New leave rights for unpaid carers

Karen Farrell explains additional entitlement plans


Karen Farrell

By Karen Farrell
Karen Farrell is an Employment partner at Dentons

EMPLOYEES who are also unpaid carers will be entitled to an additional five days’ unpaid leave.

In March 2020, the UK government launched a consultation seeking views on a proposed new right to carers’ leave. Below, we look at the UK government’s response to the consultation and what this means for unpaid carers.

What is being proposed?
The UK government has confirmed its intention to take its plans forward and introduce a new right to five days’ leave for unpaid carers in employment as a day one employment right. This means that unpaid carers will not need to meet any minimum service requirement in order to benefit from the right, once introduced.

How did people respond to the proposals?
There was strong support from all types of respondent, including individuals, businesses and charities, recognising the benefits to carers and employers that could be gained from a more supported and valued workforce.

The responses emphasised the need for a flexible approach, as the needs and circumstances of carers can vary greatly. In particular, the response highlighted the issue of carers having to take annual leave to fulfil care responsibilities if other options are not available or appropriate. The proposed new right to carers’ leave was therefore warmly welcomed.

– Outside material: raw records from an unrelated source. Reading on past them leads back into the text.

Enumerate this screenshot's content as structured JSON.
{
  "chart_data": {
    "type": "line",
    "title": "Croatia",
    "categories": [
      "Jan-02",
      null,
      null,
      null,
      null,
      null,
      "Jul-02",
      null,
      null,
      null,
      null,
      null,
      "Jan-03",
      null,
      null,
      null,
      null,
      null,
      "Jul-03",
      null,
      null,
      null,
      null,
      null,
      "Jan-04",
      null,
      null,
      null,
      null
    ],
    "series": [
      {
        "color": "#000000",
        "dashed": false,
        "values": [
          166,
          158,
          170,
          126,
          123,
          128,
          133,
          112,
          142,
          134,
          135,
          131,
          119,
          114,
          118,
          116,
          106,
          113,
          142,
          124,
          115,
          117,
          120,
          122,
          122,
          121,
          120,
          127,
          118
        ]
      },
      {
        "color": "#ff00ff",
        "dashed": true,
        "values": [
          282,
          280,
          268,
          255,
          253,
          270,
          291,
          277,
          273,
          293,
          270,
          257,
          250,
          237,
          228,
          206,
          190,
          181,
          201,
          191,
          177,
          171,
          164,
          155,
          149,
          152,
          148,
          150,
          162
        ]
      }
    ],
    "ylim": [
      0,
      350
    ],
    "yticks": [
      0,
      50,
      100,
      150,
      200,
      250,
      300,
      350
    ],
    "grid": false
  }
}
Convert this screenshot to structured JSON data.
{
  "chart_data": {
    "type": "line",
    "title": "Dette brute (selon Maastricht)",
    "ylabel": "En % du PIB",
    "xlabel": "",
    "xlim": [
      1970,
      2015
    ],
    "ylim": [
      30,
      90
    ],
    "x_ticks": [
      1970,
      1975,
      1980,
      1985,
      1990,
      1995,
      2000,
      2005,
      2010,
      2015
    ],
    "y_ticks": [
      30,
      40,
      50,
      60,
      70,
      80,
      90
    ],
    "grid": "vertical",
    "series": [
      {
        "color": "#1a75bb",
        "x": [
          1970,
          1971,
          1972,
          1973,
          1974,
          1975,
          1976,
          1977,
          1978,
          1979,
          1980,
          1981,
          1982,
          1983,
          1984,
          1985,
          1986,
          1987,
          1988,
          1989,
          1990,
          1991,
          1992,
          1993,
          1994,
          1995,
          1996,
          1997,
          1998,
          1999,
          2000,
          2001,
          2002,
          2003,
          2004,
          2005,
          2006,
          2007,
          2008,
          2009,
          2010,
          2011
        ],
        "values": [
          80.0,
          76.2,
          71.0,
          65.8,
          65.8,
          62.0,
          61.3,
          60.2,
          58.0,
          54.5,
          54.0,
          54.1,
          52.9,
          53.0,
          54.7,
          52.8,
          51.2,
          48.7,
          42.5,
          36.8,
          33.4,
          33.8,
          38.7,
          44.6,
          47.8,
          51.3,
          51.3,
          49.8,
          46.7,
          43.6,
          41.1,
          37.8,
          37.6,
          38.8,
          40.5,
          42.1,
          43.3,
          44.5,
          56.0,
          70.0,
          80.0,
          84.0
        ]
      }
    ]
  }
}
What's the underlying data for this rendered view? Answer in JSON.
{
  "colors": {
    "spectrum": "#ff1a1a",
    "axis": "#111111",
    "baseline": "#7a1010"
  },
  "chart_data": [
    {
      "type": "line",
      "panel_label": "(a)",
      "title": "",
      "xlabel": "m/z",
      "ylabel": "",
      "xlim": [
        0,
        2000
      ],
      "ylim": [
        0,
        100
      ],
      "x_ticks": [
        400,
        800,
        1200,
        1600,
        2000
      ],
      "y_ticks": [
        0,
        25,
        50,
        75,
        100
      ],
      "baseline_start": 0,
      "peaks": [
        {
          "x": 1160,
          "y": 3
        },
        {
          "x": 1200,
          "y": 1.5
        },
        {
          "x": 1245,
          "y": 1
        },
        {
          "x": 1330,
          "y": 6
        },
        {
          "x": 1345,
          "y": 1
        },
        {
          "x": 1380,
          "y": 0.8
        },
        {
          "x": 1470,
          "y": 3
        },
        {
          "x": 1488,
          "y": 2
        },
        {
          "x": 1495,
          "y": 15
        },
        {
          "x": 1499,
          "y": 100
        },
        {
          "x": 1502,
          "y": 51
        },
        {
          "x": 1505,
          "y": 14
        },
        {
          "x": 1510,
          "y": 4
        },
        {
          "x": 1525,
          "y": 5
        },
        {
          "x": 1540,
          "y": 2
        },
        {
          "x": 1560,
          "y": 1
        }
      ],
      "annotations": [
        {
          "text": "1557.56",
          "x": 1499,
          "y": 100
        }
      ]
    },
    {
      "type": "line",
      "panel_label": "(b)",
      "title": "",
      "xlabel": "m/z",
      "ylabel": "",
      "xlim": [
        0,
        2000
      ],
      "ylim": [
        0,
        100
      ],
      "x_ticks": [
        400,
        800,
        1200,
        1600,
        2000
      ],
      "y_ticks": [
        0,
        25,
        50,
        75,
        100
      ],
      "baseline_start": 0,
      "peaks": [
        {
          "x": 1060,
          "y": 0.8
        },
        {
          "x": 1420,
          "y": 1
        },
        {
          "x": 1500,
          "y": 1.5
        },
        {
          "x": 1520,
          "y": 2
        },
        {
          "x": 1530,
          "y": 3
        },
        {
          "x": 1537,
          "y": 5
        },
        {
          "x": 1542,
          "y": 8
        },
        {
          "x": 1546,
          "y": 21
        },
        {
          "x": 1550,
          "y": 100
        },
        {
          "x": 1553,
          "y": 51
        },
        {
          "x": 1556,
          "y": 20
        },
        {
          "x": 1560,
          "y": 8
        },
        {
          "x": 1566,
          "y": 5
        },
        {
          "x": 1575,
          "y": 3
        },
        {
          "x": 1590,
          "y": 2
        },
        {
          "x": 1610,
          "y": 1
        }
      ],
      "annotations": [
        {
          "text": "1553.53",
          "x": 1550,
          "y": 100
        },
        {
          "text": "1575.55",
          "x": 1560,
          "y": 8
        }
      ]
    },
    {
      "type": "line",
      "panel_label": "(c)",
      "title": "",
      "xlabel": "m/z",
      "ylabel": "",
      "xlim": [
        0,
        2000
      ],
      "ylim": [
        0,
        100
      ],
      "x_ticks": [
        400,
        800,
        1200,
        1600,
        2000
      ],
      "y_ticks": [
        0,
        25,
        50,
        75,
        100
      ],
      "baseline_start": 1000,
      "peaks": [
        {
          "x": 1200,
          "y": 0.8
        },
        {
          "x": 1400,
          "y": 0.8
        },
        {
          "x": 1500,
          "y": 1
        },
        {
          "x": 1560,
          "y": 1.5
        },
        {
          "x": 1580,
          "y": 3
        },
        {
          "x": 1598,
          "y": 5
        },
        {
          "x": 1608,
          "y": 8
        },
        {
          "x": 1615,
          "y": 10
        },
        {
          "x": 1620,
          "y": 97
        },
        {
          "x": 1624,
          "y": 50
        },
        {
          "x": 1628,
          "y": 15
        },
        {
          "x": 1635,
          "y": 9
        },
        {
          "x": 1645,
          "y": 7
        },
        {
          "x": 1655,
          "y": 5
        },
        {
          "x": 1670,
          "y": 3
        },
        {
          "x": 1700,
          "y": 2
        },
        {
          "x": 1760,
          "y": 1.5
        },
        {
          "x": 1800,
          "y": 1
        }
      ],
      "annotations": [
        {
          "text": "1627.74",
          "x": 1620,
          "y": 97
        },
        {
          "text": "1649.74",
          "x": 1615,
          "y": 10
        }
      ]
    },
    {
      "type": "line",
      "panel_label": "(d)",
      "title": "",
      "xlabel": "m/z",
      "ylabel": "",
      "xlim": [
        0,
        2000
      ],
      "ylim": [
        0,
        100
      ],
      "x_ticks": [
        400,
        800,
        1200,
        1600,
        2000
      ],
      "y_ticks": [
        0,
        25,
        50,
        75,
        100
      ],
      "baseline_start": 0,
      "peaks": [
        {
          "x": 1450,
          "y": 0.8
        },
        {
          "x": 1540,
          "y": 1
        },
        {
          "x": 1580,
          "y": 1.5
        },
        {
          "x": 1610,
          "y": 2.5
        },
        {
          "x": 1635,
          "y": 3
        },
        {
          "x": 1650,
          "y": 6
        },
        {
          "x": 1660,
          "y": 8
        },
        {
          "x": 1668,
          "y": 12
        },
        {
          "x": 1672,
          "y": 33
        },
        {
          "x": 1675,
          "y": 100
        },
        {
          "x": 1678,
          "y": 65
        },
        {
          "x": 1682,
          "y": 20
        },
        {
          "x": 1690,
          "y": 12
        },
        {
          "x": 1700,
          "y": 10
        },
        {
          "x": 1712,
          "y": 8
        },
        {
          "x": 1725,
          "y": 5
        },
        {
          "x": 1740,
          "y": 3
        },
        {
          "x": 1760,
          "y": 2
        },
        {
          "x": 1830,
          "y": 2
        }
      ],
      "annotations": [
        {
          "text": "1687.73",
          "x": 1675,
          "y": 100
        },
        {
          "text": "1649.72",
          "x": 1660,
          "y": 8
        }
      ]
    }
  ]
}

Who will benefit from this?
A carer is anyone that assists a family member, partner or friend who needs help because of a disability, illness, mental health problem or addiction and cannot cope without support.

Currently, in the UK, there are limited options available for carers who need to take time off work for caring responsibilities. All employees have a legal right to take reasonable time off to deal with emergencies involving a dependant, but this is effectively limited to the immediate response to that emergency. All employees are also entitled to make a request for flexible working to change their working pattern or hours to suit their needs.

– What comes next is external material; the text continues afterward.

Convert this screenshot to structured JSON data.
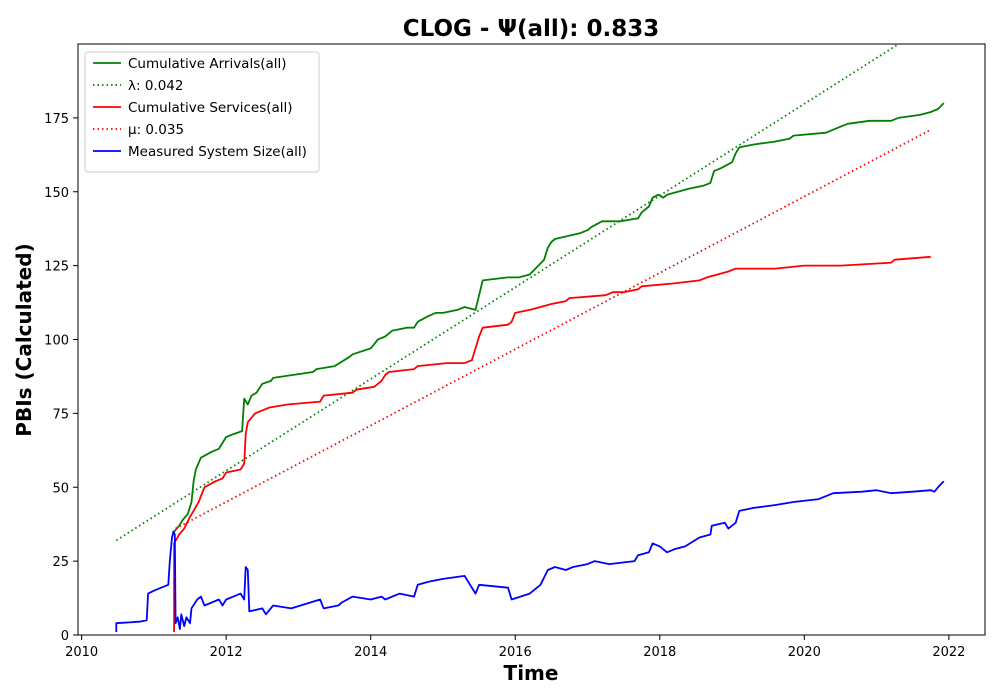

The new right will apply to all unpaid carers in employment, subject to meeting two criteria.
Firstly, entitlement to the right will depend on the carer’s relationship with the person being cared for. They need to be close family members, members of the same household or people who reasonably rely on the employee for care.

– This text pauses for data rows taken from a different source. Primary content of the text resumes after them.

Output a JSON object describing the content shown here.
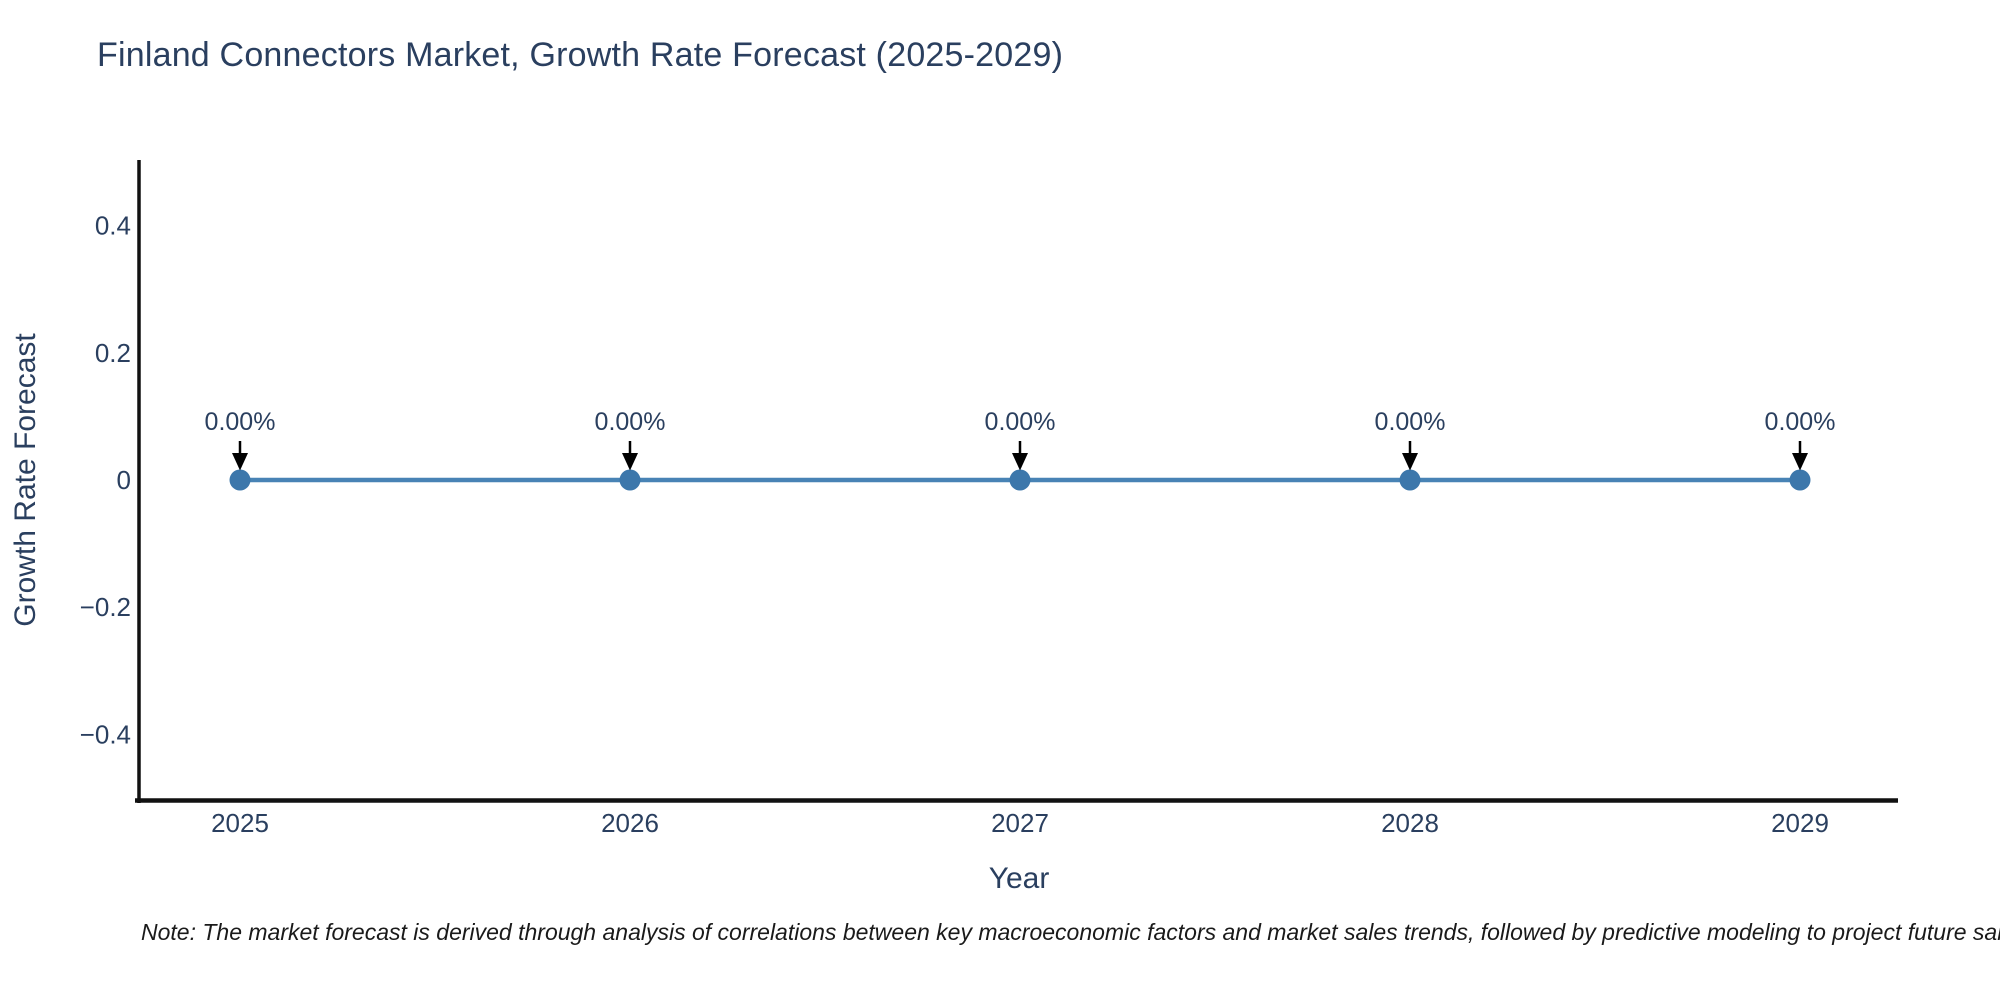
{
  "chart_data": {
    "type": "line",
    "title": "Finland Connectors Market, Growth Rate Forecast (2025-2029)",
    "xlabel": "Year",
    "ylabel": "Growth Rate Forecast",
    "categories": [
      "2025",
      "2026",
      "2027",
      "2028",
      "2029"
    ],
    "series": [
      {
        "name": "Growth Rate Forecast",
        "values": [
          0,
          0,
          0,
          0,
          0
        ]
      }
    ],
    "point_labels": [
      "0.00%",
      "0.00%",
      "0.00%",
      "0.00%",
      "0.00%"
    ],
    "ylim": [
      -0.5,
      0.5
    ],
    "yticks": [
      {
        "value": 0.4,
        "label": "0.4"
      },
      {
        "value": 0.2,
        "label": "0.2"
      },
      {
        "value": 0,
        "label": "0"
      },
      {
        "value": -0.2,
        "label": "−0.2"
      },
      {
        "value": -0.4,
        "label": "−0.4"
      }
    ],
    "grid": false,
    "legend": false,
    "line_style": "line+markers",
    "annotation_arrows": true
  },
  "footnote": "Note: The market forecast is derived through analysis of correlations between key macroeconomic factors and market sales trends, followed by predictive modeling to project future sales.",
  "colors": {
    "background": "#ffffff",
    "title_text": "#2a3f5f",
    "tick_text": "#2a3f5f",
    "axis_line": "#111111",
    "series_line": "#4883b5",
    "marker_fill": "#3c77ab",
    "annotation_text": "#2a3f5f",
    "arrow": "#000000",
    "note_text": "#1a1a1a"
  }
}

Secondly, in addition to the relationship requirement, the person receiving the care must have a long-term care need. However, some situations which do not fall within this general category would also qualify – for example, in the case of a person with a terminal illness.

What can the leave be used for?
Responses to the consultation supported a broad definition of what the leave can be used for. The UK government proposes that carers’ leave be used for “providing care or making arrangement for the provision of care”.

How can the leave be taken?
Eligible employees will be able to take the leave flexibly, from single days or even half-days, up to the full week in one go. Employees will be able to self-certify their entitlement to carers’ leave, with no requirement to provide evidence.

What protections are in place for those who take carers’ leave?
In order to protect the rights of those entitled to carers’ leave, the UK Government also proposes to create a new ground of automatically unfair dismissal.

This would mean that any dismissal for reasons connected to the exercise of the right to carers’ leave would be automatically unfair and the carer could bring an employment tribunal claim against their employer.

When will the proposals come into effect?
The proposals, when they are made law, will apply in England, Wales and Scotland. As yet, no concrete timescale to implement the proposals has been given, with the UK Government stating only that this will happen “when parliamentary time allows”. Given the current circumstances, we anticipate it may be some time before this happens, but we will keep our eyes peeled for any updates.